Technical terminology is employed in astronomy to effectively communicate particular concepts in terms that are clear to experienced astronomers. However, using the same vocabulary can make including non-experts in the discussion challenging.
An international team of scientists, led by a researcher at The University of Manchester, has developed a novel AI (artificial intelligence) approach to distilling technical astronomy terminology into simple, understandable English. The study results from the international RGZ EMU (Radio Galaxy Zoo EMU) collaboration.
This new approach could transition radio astronomy language from specific terms, such as FRI (Fanaroff-Riley Type 1), to plain English terms, such as “hourglass” or “traces host galaxy.”
Micah Bowles, Lead author and RGZ EMU data scientist, said: “Using AI to make the scientific language more accessible is helping us share science with everyone. With the plain English terms we derived, the public can engage with modern astronomy research like never before and experience all the amazing science being done around the world.”
Similar to satellite dishes, radio telescopes operate by picking up radio waves emitted by incredibly intense astrophysical phenomena, such as black holes in neighboring galaxies, as opposed to television transmissions. Astronomers have classified these “radio galaxies” into various categories for many years in order to better comprehend the beginnings and evolution of the Universe.

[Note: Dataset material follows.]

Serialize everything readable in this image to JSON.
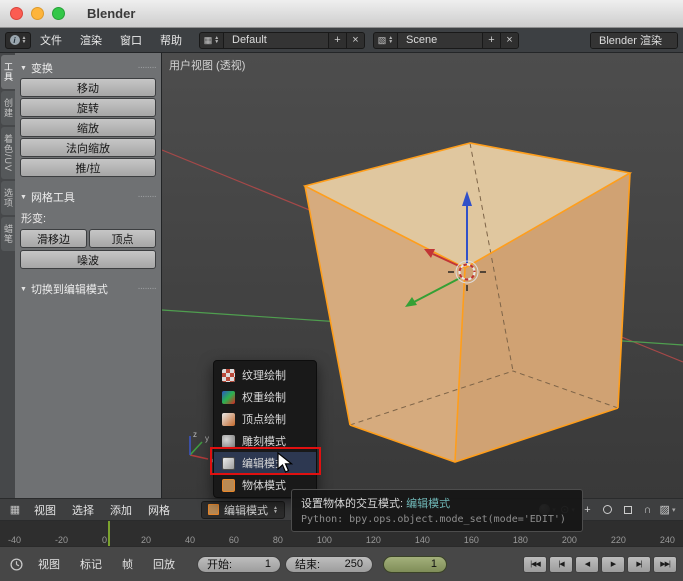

Recently, significant advancements in radio telescope technology have revealed an increasing number of these radio galaxies, making it impossible for astronomers to categorize them all individually and introducing new variations that aren’t already covered by known radio galaxy types.
The RGZ EMU team recognized an alternative way ahead that would allow citizen scientists to participate more thoroughly in their research endeavor instead of trying to continually develop new technical terms for various sorts of radio galaxies and train people to distinguish them.
Before asking non-experts to characterize a selection of radio galaxies in layman’s terms, the RGZ EMU team asked professionals to explain the galaxies in their technical terminology. The scientists then picked the plain English descriptions that included the greatest scientific information using a novel AI-based approach.
These descriptions, or “tags”, can now be used by anyone to describe radio galaxies — in a way that is meaningful for any English speaker — without any specialist training at all. This work will not only be crucial for the RGZ EMU project, but with ever-increasing volumes of data across many areas of science, this new AI approach could find use in many more situations where simplified language can accelerate research, collaboration, and communication.
The RGZ EMU collaboration is building a project on the Zooniverse citizen science platform, which asks the public for help describing and categorizing galaxies imaged through a radio telescope.
Led from Manchester, this research was conducted by researchers from the UK, China, Germany, the USA, the Netherlands, Australia, Mexico, and Pakistan. The data, code, and results are all available online.